BRAIN BACKUP PLAN?
Begins with having a cognitive reserve! Think of cognitive reserve as your brain’s ability to improvise and find alternative ways to get a job done. It reflects how agile your brain is at drawing on skills and capacities to solve problems and cope with challenges. Cognitive reserve is developed by your lifetime of education and curiosity.
A “cognitive backup plan” is your brain being like a well-used walking path, rather than a network of trails in a park.
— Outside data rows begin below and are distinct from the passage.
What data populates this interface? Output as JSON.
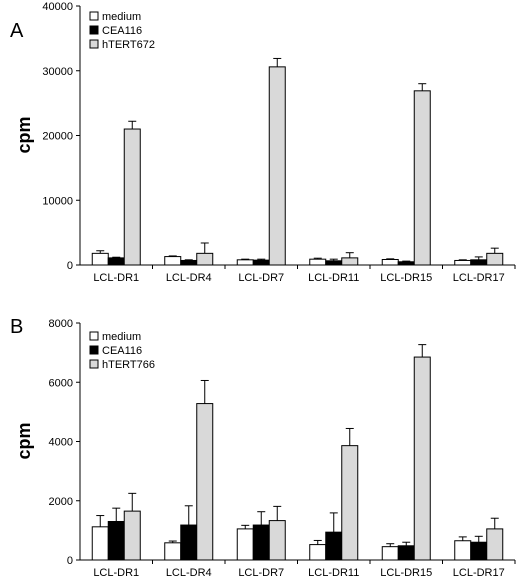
{
  "chart_data": [
    {
      "type": "bar",
      "panel": "A",
      "ylabel": "cpm",
      "ylim": [
        0,
        40000
      ],
      "yticks": [
        0,
        10000,
        20000,
        30000,
        40000
      ],
      "categories": [
        "LCL-DR1",
        "LCL-DR4",
        "LCL-DR7",
        "LCL-DR11",
        "LCL-DR15",
        "LCL-DR17"
      ],
      "series": [
        {
          "name": "medium",
          "color": "#ffffff",
          "values": [
            1800,
            1300,
            800,
            900,
            850,
            700
          ],
          "errors": [
            400,
            100,
            100,
            150,
            100,
            100
          ]
        },
        {
          "name": "CEA116",
          "color": "#000000",
          "values": [
            1100,
            700,
            750,
            650,
            500,
            800
          ],
          "errors": [
            100,
            100,
            150,
            250,
            100,
            450
          ]
        },
        {
          "name": "hTERT672",
          "color": "#d9d9d9",
          "values": [
            21000,
            1800,
            30600,
            1100,
            26900,
            1800
          ],
          "errors": [
            1200,
            1600,
            1300,
            800,
            1100,
            800
          ]
        }
      ],
      "legend": "top-left",
      "grid": false
    },
    {
      "type": "bar",
      "panel": "B",
      "ylabel": "cpm",
      "ylim": [
        0,
        8000
      ],
      "yticks": [
        0,
        2000,
        4000,
        6000,
        8000
      ],
      "categories": [
        "LCL-DR1",
        "LCL-DR4",
        "LCL-DR7",
        "LCL-DR11",
        "LCL-DR15",
        "LCL-DR17"
      ],
      "series": [
        {
          "name": "medium",
          "color": "#ffffff",
          "values": [
            1120,
            580,
            1050,
            520,
            450,
            650
          ],
          "errors": [
            380,
            60,
            120,
            140,
            100,
            130
          ]
        },
        {
          "name": "CEA116",
          "color": "#000000",
          "values": [
            1300,
            1180,
            1180,
            940,
            480,
            600
          ],
          "errors": [
            450,
            650,
            450,
            650,
            120,
            200
          ]
        },
        {
          "name": "hTERT766",
          "color": "#d9d9d9",
          "values": [
            1650,
            5280,
            1330,
            3860,
            6850,
            1050
          ],
          "errors": [
            600,
            780,
            480,
            580,
            420,
            360
          ]
        }
      ],
      "legend": "top-left",
      "grid": false
    }
  ]
}
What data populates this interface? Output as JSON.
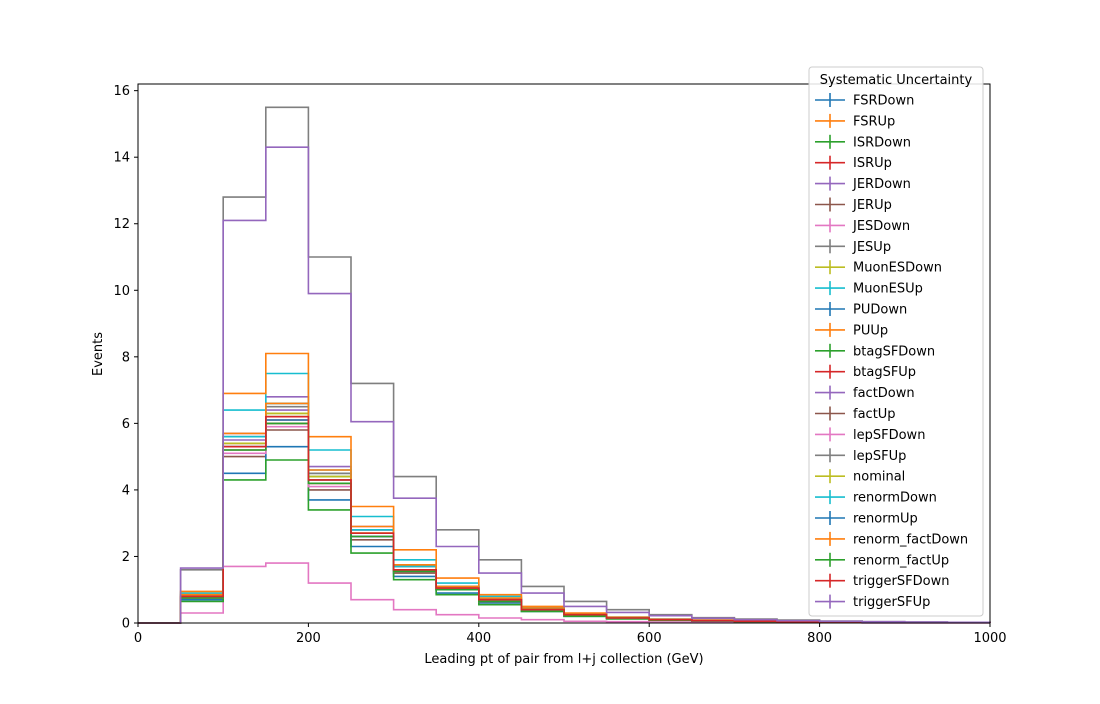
{
  "chart_data": {
    "type": "line",
    "title": "",
    "xlabel": "Leading pt of pair from l+j collection (GeV)",
    "ylabel": "Events",
    "xlim": [
      0,
      1000
    ],
    "ylim": [
      0,
      16.2
    ],
    "xticks": [
      "0",
      "200",
      "400",
      "600",
      "800",
      "1000"
    ],
    "yticks": [
      "0",
      "2",
      "4",
      "6",
      "8",
      "10",
      "12",
      "14",
      "16"
    ],
    "grid": false,
    "legend_title": "Systematic Uncertainty",
    "legend_placement": "upper-right",
    "bin_edges": [
      0,
      50,
      100,
      150,
      200,
      250,
      300,
      350,
      400,
      450,
      500,
      550,
      600,
      650,
      700,
      750,
      800,
      850,
      900,
      950,
      1000
    ],
    "series": [
      {
        "name": "FSRDown",
        "color": "#1f77b4",
        "values": [
          0,
          0.8,
          5.6,
          6.6,
          4.4,
          2.8,
          1.6,
          1.1,
          0.7,
          0.4,
          0.25,
          0.15,
          0.1,
          0.08,
          0.05,
          0.04,
          0.03,
          0.02,
          0.01,
          0.01
        ]
      },
      {
        "name": "FSRUp",
        "color": "#ff7f0e",
        "values": [
          0,
          0.8,
          5.4,
          6.2,
          4.3,
          2.7,
          1.6,
          1.1,
          0.7,
          0.4,
          0.25,
          0.15,
          0.1,
          0.08,
          0.05,
          0.04,
          0.03,
          0.02,
          0.01,
          0.01
        ]
      },
      {
        "name": "ISRDown",
        "color": "#2ca02c",
        "values": [
          0,
          0.75,
          5.3,
          6.2,
          4.5,
          2.6,
          1.6,
          1.0,
          0.7,
          0.4,
          0.25,
          0.15,
          0.1,
          0.07,
          0.05,
          0.04,
          0.03,
          0.02,
          0.01,
          0.01
        ]
      },
      {
        "name": "ISRUp",
        "color": "#d62728",
        "values": [
          0,
          0.8,
          5.4,
          6.0,
          4.2,
          2.6,
          1.6,
          1.0,
          0.7,
          0.4,
          0.25,
          0.15,
          0.1,
          0.07,
          0.05,
          0.04,
          0.03,
          0.02,
          0.01,
          0.01
        ]
      },
      {
        "name": "JERDown",
        "color": "#9467bd",
        "values": [
          0,
          0.85,
          5.7,
          6.8,
          4.7,
          2.9,
          1.7,
          1.1,
          0.7,
          0.45,
          0.25,
          0.15,
          0.1,
          0.08,
          0.05,
          0.04,
          0.03,
          0.02,
          0.01,
          0.01
        ]
      },
      {
        "name": "JERUp",
        "color": "#8c564b",
        "values": [
          0,
          0.75,
          5.0,
          5.8,
          4.0,
          2.5,
          1.5,
          1.0,
          0.65,
          0.4,
          0.25,
          0.15,
          0.1,
          0.07,
          0.05,
          0.04,
          0.03,
          0.02,
          0.01,
          0.01
        ]
      },
      {
        "name": "JESDown",
        "color": "#e377c2",
        "values": [
          0,
          0.3,
          1.7,
          1.8,
          1.2,
          0.7,
          0.4,
          0.25,
          0.15,
          0.1,
          0.05,
          0.04,
          0.03,
          0.02,
          0.01,
          0.01,
          0.01,
          0,
          0,
          0
        ]
      },
      {
        "name": "JESUp",
        "color": "#7f7f7f",
        "values": [
          0,
          1.6,
          12.8,
          15.5,
          11.0,
          7.2,
          4.4,
          2.8,
          1.9,
          1.1,
          0.65,
          0.4,
          0.25,
          0.16,
          0.12,
          0.09,
          0.06,
          0.04,
          0.03,
          0.02
        ]
      },
      {
        "name": "MuonESDown",
        "color": "#bcbd22",
        "values": [
          0,
          0.8,
          5.4,
          6.3,
          4.4,
          2.7,
          1.6,
          1.0,
          0.7,
          0.4,
          0.25,
          0.15,
          0.1,
          0.07,
          0.05,
          0.04,
          0.03,
          0.02,
          0.01,
          0.01
        ]
      },
      {
        "name": "MuonESUp",
        "color": "#17becf",
        "values": [
          0,
          0.9,
          6.4,
          7.5,
          5.2,
          3.2,
          1.9,
          1.2,
          0.8,
          0.45,
          0.28,
          0.17,
          0.11,
          0.08,
          0.06,
          0.04,
          0.03,
          0.02,
          0.01,
          0.01
        ]
      },
      {
        "name": "PUDown",
        "color": "#1f77b4",
        "values": [
          0,
          0.7,
          4.5,
          5.3,
          3.7,
          2.3,
          1.4,
          0.9,
          0.6,
          0.35,
          0.2,
          0.13,
          0.09,
          0.06,
          0.04,
          0.03,
          0.02,
          0.02,
          0.01,
          0.01
        ]
      },
      {
        "name": "PUUp",
        "color": "#ff7f0e",
        "values": [
          0,
          0.95,
          6.9,
          8.1,
          5.6,
          3.5,
          2.2,
          1.35,
          0.85,
          0.5,
          0.3,
          0.18,
          0.12,
          0.09,
          0.06,
          0.05,
          0.03,
          0.02,
          0.02,
          0.01
        ]
      },
      {
        "name": "btagSFDown",
        "color": "#2ca02c",
        "values": [
          0,
          0.65,
          4.3,
          4.9,
          3.4,
          2.1,
          1.3,
          0.85,
          0.55,
          0.35,
          0.2,
          0.12,
          0.08,
          0.06,
          0.04,
          0.03,
          0.02,
          0.02,
          0.01,
          0.01
        ]
      },
      {
        "name": "btagSFUp",
        "color": "#d62728",
        "values": [
          0,
          0.75,
          5.3,
          6.1,
          4.2,
          2.6,
          1.6,
          1.0,
          0.65,
          0.4,
          0.25,
          0.15,
          0.1,
          0.07,
          0.05,
          0.04,
          0.03,
          0.02,
          0.01,
          0.01
        ]
      },
      {
        "name": "factDown",
        "color": "#9467bd",
        "values": [
          0,
          0.8,
          5.5,
          6.4,
          4.5,
          2.8,
          1.7,
          1.05,
          0.7,
          0.4,
          0.25,
          0.15,
          0.1,
          0.07,
          0.05,
          0.04,
          0.03,
          0.02,
          0.01,
          0.01
        ]
      },
      {
        "name": "factUp",
        "color": "#8c564b",
        "values": [
          0,
          0.75,
          5.2,
          6.0,
          4.2,
          2.6,
          1.55,
          1.0,
          0.65,
          0.4,
          0.25,
          0.15,
          0.1,
          0.07,
          0.05,
          0.04,
          0.03,
          0.02,
          0.01,
          0.01
        ]
      },
      {
        "name": "lepSFDown",
        "color": "#e377c2",
        "values": [
          0,
          0.75,
          5.1,
          5.9,
          4.1,
          2.6,
          1.55,
          1.0,
          0.65,
          0.4,
          0.25,
          0.15,
          0.1,
          0.07,
          0.05,
          0.04,
          0.03,
          0.02,
          0.01,
          0.01
        ]
      },
      {
        "name": "lepSFUp",
        "color": "#7f7f7f",
        "values": [
          0,
          0.8,
          5.6,
          6.5,
          4.5,
          2.8,
          1.7,
          1.1,
          0.7,
          0.45,
          0.27,
          0.16,
          0.1,
          0.08,
          0.05,
          0.04,
          0.03,
          0.02,
          0.01,
          0.01
        ]
      },
      {
        "name": "nominal",
        "color": "#bcbd22",
        "values": [
          0,
          0.8,
          5.4,
          6.3,
          4.4,
          2.7,
          1.6,
          1.05,
          0.7,
          0.4,
          0.25,
          0.15,
          0.1,
          0.07,
          0.05,
          0.04,
          0.03,
          0.02,
          0.01,
          0.01
        ]
      },
      {
        "name": "renormDown",
        "color": "#17becf",
        "values": [
          0,
          0.85,
          5.6,
          6.6,
          4.6,
          2.8,
          1.7,
          1.1,
          0.7,
          0.45,
          0.26,
          0.16,
          0.1,
          0.08,
          0.05,
          0.04,
          0.03,
          0.02,
          0.01,
          0.01
        ]
      },
      {
        "name": "renormUp",
        "color": "#1f77b4",
        "values": [
          0,
          0.8,
          5.3,
          6.1,
          4.3,
          2.6,
          1.6,
          1.0,
          0.7,
          0.4,
          0.25,
          0.15,
          0.1,
          0.07,
          0.05,
          0.04,
          0.03,
          0.02,
          0.01,
          0.01
        ]
      },
      {
        "name": "renorm_factDown",
        "color": "#ff7f0e",
        "values": [
          0,
          0.85,
          5.7,
          6.6,
          4.6,
          2.9,
          1.75,
          1.1,
          0.75,
          0.45,
          0.27,
          0.16,
          0.1,
          0.08,
          0.05,
          0.04,
          0.03,
          0.02,
          0.01,
          0.01
        ]
      },
      {
        "name": "renorm_factUp",
        "color": "#2ca02c",
        "values": [
          0,
          0.75,
          5.2,
          6.0,
          4.2,
          2.6,
          1.55,
          1.0,
          0.65,
          0.4,
          0.24,
          0.15,
          0.1,
          0.07,
          0.05,
          0.04,
          0.03,
          0.02,
          0.01,
          0.01
        ]
      },
      {
        "name": "triggerSFDown",
        "color": "#d62728",
        "values": [
          0,
          0.8,
          5.3,
          6.2,
          4.3,
          2.7,
          1.6,
          1.05,
          0.7,
          0.4,
          0.25,
          0.15,
          0.1,
          0.07,
          0.05,
          0.04,
          0.03,
          0.02,
          0.01,
          0.01
        ]
      },
      {
        "name": "triggerSFUp",
        "color": "#9467bd",
        "values": [
          0,
          1.65,
          12.1,
          14.3,
          9.9,
          6.05,
          3.75,
          2.3,
          1.5,
          0.9,
          0.5,
          0.32,
          0.22,
          0.14,
          0.1,
          0.07,
          0.05,
          0.04,
          0.03,
          0.02
        ]
      }
    ]
  }
}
If you only ever walk the same single path, it works well—until something blocks it and you fall? Then you can be stuck. But if you’ve explored many different trails over time, you have other options. If one path is closed, your brain can naturally shift to another and keep moving forward.
That’s what cognitive reserve does for your brain. It builds multiple pathways for thinking, remembering, and problem-solving. So, when conditions like Alzheimer’s disease, Parkinson’s disease, multiple sclerosis, stroke, or overwhelming stress affect certain areas, your brain can “reroute” using other connections you’ve built over time.
The heart of our brain health and cognitive fitness program requires lifestyle changes. Researchers at Harvard Medical School have identified six CORNERSTONES for any effective brain health and cognitive fitness program.
Step 1: Mix in a plant-based diet to get 50-60 grams of protein a day.
Step 2: Exercise regularly. A sedentary lifestyle WILL shorten your life.
Step 3: Get enough sleep, 7 + hours, enough to get your brain into restorative REM sleep
Step 4: Manage your stress. BREATHE, call someone to ask “How are You”
Do random acts of kindness EVERY DAY Secret ones bring best reward.
Step 5: Do NOT isolate! Nurture social contacts BE ENGAGED in your Life
Step 6: Continue to challenge your brain. Do something every day with your non-dominant hand. PRACTICE EVERY DAY! Rinse and Repeat!
These factors are equal parts of a cohesive plan—they don’t work in isolation. Simply eating more fiber or adding a morning walk to your routine isn’t enough to forestall mental decline. Instead, exercise, diet, sleep, stress management, social interaction, and mental stimulation work in CONCERT to yield the best results.